We are hoping that this encampment is not attacked by the usual complaints from some Jewish institutional organizations, like the Atlantic Jewish Council and B’nai Brith, that Jewish students are feeling intimidated and unsafe, followed by demands that the authorities should therefore get the police to clear the protesters out.
We are a group of Jewish professors at Nova Scotia universities, part of the Jewish Faculty Network, a pan-Canadian organization, and we say that disagreement and debate over contentious political issues is a mainstay of campus life. We also say that allegations of un-safety of Jewish students are unfounded and part of a broad campaign to shut down criticism of Israel.
Ironically, across the encampments, all of the violence done to Jews in recent weeks has happened, not to pro-Israel Jewish students and faculty, but rather to those supporting and joining those encampments.

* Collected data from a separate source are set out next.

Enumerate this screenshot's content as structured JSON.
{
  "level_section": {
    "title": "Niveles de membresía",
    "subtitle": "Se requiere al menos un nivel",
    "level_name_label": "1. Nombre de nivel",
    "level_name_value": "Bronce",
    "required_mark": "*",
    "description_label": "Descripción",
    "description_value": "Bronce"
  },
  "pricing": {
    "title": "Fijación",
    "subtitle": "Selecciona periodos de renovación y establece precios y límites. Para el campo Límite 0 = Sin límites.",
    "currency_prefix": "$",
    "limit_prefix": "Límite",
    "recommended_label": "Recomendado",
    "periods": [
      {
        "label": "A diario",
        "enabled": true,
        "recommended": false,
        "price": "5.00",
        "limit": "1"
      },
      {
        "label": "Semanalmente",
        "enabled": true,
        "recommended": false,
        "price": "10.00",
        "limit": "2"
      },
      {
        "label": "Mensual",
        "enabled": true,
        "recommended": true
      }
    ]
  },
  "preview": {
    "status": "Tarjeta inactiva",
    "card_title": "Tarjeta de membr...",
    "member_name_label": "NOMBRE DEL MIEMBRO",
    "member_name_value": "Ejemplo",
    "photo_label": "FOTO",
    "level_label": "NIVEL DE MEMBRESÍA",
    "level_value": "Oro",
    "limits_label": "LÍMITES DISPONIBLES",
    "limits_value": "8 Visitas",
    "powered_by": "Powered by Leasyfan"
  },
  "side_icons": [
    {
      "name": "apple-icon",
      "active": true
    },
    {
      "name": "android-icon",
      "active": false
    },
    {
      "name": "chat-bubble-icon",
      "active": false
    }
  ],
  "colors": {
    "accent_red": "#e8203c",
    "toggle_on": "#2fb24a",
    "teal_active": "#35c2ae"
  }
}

From the violent attacks by pro-Israel assailants on Jewish and other campers at UCLA, to the police assault and arrest, and the banning from campus, of 65-year-old Dartmouth College Jewish professor Annelise Orleck (former head of Jewish Studies there), to the taunting of the McGill, Toronto and UBC campers by counter-protesters, a large proportion of the campers are themselves Jewish and have received abuse.
No doubt the encampments make some Jewish students “feel” uncomfortable. It is not pleasant to hear your cherished beliefs criticized. It is not easy to watch the killing of 35,000 people, 14,000 of them children and know Israel is responsible and doing it in your name. But there is a huge gulf between discomfort and un-safety.
Truth be known, the vast majority of reports of Jewish student un-safety cite, not actual incidents of harm or abuse, but rather merely feelings. Moreover, these feelings of unsafety are carefully and enthusiastically curated by the Jewish institutional organizations and by mainstream media, to the point of palpable moral panic. And this perception, rather than the reality, becomes the stuff of headlines.
Indeed, concerning the McGill University, two applications for injunctions to remove the encampment have been rejected by the courts, in both cases because the applicants had not proven an emergency existed. Quebec Superior Court Justice Chantal Masse rejected an injunction application by two Jewish students, ruling that they had failed to prove that the protests jeopardized their physical safety or disallowed their attending classes. Said the judge: “the balance of inconveniences leans to the side of the protesters, whose freedom of expression and of peaceful assembly would be seriously affected," The evidence of harm to the students,” she said, is "rather limited, arising more from subjective worries and discomfort rather than precise and serious worries for their safety."
Precisely. As Australian journalist Caitlin Johnstone says, “ Israel’s defenders talk so much about feelings because they can’t talk about facts.”
We categorically oppose police intervention to remove encampments and urge Dalhousie, and all of Halifax’s universities, to treat them as the educational events they are and can be.